Rey blanco (Antonia Scott #3) – Juan Gómez-Jurado

—No. No fue así como pasó —dice Antonia .

18
Una falla

No es sencillo concretar el instante exacto en que la señora de Planas se derrumba. Quizás al escuchar a Antonia desde el pasillo, o tal vez cuando la ve regresar con un aplomo distinto, con una luz de certeza en el rostro. Toda la que parece haber desaparecido del de la anfitriona, a la que la única fuerza que parece sostenerla en la silla es la de la costumbre.

Antonia se coloca frente a la mujer. Si ambas estuviesen de pie, Antonia quedaría dos cabezas por debajo. Ahora, es ella la que parece de una estatura inmensa, que obliga a la señora a mirar hacia arriba.

—Cuando los agentes de policía le preguntaron, usted nunca dijo que fue Víctor Blázquez. Se limitó a decir que le había visto saliendo de la casa. Cuando era obvio que no había nadie más.

—No mentí —susurra la mujer.

—No, en eso no —asiente Antonia—. Y no hizo falta más, ¿verdad? Un caso de violencia de género, un culpable con antecedentes de malos tratos. Los agentes no le dieron ni media vuelta. Tenían un culpable, y era todo lo que necesitaban.

Antonia retrocede un poco, y señala el mando a distancia sobre la mesa.

—Había indicios, claro. El televisor encendido, por ejemplo.

—En Telecinco, ni más ni menos —interviene Jon.

Una cadena que sólo ponen las personas mayores para tener compañía. No una joven de veintiséis años a la que no le gusta la tele.

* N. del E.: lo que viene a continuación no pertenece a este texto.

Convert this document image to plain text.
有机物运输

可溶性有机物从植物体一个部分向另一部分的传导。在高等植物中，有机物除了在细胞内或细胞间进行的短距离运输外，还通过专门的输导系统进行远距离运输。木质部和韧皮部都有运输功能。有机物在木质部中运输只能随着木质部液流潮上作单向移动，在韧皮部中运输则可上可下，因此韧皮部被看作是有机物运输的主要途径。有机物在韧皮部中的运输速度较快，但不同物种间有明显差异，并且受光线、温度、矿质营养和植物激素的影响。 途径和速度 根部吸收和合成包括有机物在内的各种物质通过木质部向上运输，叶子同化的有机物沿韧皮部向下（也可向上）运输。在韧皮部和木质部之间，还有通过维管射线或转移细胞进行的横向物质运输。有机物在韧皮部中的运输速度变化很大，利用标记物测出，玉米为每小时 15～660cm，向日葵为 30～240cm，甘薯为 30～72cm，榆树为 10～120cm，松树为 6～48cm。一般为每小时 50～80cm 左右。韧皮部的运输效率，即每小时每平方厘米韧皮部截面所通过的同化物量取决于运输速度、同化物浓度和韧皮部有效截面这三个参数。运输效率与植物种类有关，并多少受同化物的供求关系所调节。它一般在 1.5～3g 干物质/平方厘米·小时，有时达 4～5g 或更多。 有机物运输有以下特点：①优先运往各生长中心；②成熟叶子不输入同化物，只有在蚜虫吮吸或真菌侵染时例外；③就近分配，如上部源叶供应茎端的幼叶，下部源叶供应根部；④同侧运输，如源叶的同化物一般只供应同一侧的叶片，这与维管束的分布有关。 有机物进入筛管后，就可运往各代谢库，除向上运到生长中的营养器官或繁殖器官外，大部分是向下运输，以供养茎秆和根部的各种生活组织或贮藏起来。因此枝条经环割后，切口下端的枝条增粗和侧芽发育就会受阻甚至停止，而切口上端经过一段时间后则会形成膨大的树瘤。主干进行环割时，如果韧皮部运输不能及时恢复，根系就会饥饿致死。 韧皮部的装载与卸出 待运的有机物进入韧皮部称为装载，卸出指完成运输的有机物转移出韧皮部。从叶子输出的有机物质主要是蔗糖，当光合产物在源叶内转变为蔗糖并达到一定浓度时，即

—Lo que me desconcertó del todo fue que Raquel abriese la puerta a su novio. Eso era lo que no me cuadraba. Eso significaba que estaba viva cuando él llegó, pálida y nerviosa, pero viva. La propia declaración de Blázquez acabó por condenarle, aunque dijo la verdad en todo momento.

—Fue él —insiste la mujer. Cada vez peor, y cada vez más rota.

—Pero finalmente comprendí la verdad cuando Víctor me habló de sus zapatos. Siempre son los pequeños detalles los que no cuadran, señora de Planas.

Deja de gustarte y abrevia, cari, que nos quedan catorce minutos, piensa Jon, dando un par de toquecitos en la esfera de su reloj con la uña.

Antonia le mira de reojo, pero ahora tiene bien sujeta la presa en el hocico, y no la va a soltar. Cuando está así, produce auténtico pavor. Jon no puede dejar de pensar en la historia del perro de Mentor y el hueso de jamón.

—No sé de qué está hablando —niega la mujer.

Antonia la ignora.

—Por supuesto, usted no estaba en casa, pero se encontraba cerca. La verdad estuvo delante todo el tiempo. ¿Cómo si no es posible que Víctor viera sus zapatos en el ascensor antes de verle la cara, antes de que usted abriera la puerta? Muy fácil. Usted no subía en el ascensor. Bajaba del piso de arriba, donde había estado aguardando a que llegara Víctor.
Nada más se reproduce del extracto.